# honderd meter de hoek om



## sound shift

Hallo!

I'm hoping someone can tell me whether "honderd meter de hoek om" means "a hundred metres on from the corner", "a hundred metres beyond the corner". I think it does.

The expression occurs in an online car road test. The driver is at at traffic light. He writes:
_Ik stond links naast een Ford Focus en die wilde ik absoluut voorblijven want het gaat daar *100 meter de hoek om* van twee naar één rijstrook.

_I think he is saying that he was determined to get in front of the Focus because 100 metres on from the corner [that was coming up] the road narrows from two lanes to one.

The quotation is from this road test, specifically the paragraph headed "Regen, not so clear".


----------



## Brownpaperbag

Hi,

In my opinion, it means that 100 metres after the traffic light, the road will go either left or right at the corner and the lanes will be reduced from 2 to 1.

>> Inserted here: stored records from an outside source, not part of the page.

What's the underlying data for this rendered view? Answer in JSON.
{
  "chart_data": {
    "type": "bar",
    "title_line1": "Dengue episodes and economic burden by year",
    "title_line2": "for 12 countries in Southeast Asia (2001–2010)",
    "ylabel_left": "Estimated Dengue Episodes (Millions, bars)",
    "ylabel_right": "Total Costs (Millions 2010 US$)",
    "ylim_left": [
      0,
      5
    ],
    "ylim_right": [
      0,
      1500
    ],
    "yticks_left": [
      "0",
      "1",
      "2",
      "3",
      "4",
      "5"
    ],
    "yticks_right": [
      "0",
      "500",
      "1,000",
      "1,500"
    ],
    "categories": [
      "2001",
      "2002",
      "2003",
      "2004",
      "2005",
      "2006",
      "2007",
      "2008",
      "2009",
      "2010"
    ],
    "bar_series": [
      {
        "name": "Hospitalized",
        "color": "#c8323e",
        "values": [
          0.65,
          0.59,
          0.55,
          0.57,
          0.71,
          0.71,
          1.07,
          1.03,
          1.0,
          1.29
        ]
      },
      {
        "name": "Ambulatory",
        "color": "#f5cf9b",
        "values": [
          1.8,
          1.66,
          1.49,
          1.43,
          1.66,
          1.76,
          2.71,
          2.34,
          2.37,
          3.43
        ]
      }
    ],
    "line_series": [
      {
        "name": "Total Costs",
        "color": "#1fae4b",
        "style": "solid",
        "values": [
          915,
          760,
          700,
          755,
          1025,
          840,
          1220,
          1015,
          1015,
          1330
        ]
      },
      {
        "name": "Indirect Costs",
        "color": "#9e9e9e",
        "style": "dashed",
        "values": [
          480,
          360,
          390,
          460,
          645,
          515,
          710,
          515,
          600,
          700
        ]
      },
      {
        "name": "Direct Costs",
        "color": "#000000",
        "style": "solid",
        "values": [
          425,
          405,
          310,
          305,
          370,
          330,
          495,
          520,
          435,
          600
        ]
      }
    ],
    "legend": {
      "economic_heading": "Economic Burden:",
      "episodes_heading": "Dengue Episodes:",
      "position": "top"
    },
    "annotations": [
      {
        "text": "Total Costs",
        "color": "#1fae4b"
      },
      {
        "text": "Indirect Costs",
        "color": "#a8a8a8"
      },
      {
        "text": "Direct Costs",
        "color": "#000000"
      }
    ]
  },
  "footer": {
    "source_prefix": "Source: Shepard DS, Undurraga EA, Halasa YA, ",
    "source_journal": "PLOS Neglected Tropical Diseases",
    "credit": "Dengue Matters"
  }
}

In Dutch, it would be better understandable to say: _want het gaat daar *na* 100 meter de hoek om van twee naar één rijstrook._

_Brown_


----------



## sound shift

Ah, thanks!


----------



## Timidinho

http://img710.imageshack.us/img710/5169/wordreference.jpg

I made a picture.


----------



## sound shift

Timidinho said:


> http://img710.imageshack.us/img710/5169/wordreference.jpg
> 
> I made a picture.


Hoezo ""? Het Kon toch niet duidelijker. Van harte bedankt, Timidinho!


----------



## Timidinho

Voor het feit dat ik een tekening maak.


----------



## lainedain

Brownpaperbag said:


> Hi,
> 
> In my opinion, it means that 100 metres after the traffic light, the road will go either left or right at the corner and the lanes will be reduced from 2 to 1.
> 
> In Dutch, it would be better understandable to say: _want het gaat daar *na* 100 meter de hoek om van twee naar één rijstrook._
> 
> _Brown_



Isn't it possible that the corner is immediately after the traffic light (like when you are turning left or right after the traffic lights) ? Then I would say that the driver is turning left/right at the traffic lights and after a 100 meters the lanes will be reduced from 2 to 1. 
Just like the drawing and not like you wrote: after the traffic lights the road turns left/right and 100 meters after that the lanes will be reduced"
or did I get you wrong?
Cheers


----------



## Isaiah1982

I don;t see how this means that after 100 meters the lanes will be reduced to one. Rather it's just simple like after 100 meters you go right or left. 

(simpel , na honderd meter de hoek om, toch) 

Ik kan het natuurlijk ook mis hebben. Trouwens er zou ook een aparte "Dutch section" moeten komen.


----------



## Ktke

@ Isaiah, je moet wel in de eerste post de zin lezen waarin het stukje 'honderd meter de hoek om' voorkomt, dan begrijp je het direct...


----------



## Sauv

I'd like to add that the sentence is really strange. Normally Dutch people won't say that.


----------



## Ktke

The sentence isn't that strange to me. I would probably use a different word order though.

Maybe: _Ik stond links naast een Ford Focus en die wilde ik absoluut voorblijven want *100 meter om de hoek *gaat het daar van twee naar één rijstrook. _

This sounds more clear to me, and I'd definately say it.


----------



## sound shift

Thank you, everyone.


----------



## Isaiah1982

@ktke Ik zag het al, had helaas al gereplied.


----------



## Sauv

Ktke said:


> The sentence isn't that strange to me. I would probably use a different word order though.
> 
> Maybe: _Ik stond links naast een Ford Focus en die wilde ik absoluut voorblijven want *100 meter om de hoek *gaat het daar van twee naar één rijstrook. _
> 
> This sounds more clear to me, and I'd definately say it.



That's a bit informal to me, though.


----------



## Ktke

Well, you're right, I'd say it, but I'd probably never write it.


----------



## sound shift

Ktke said:


> Well, you're right, I'd say it, but I'd probably never write it.


How would you write it, Ktke?


----------



## Ktke

sound shift said:


> How would you write it, Ktke?


 
What I meant was that Sauv is right, the sentence I wrote before is rather informal. I would say it the way I wrote it when talking to friends, but I wouldn't write it in a thesis or article (if I were to write one), because it's really 'spoken' language.

If I were to write the same information I'd probably change the sentence into something like:

Ik stond links van een Ford Focus die ik absoluut voor wilde blijven, omdat het aantal rijstroken 100 meter om de hoek van twee naar één zou veranderen.


----------



## sound shift

I see. Thanks.


----------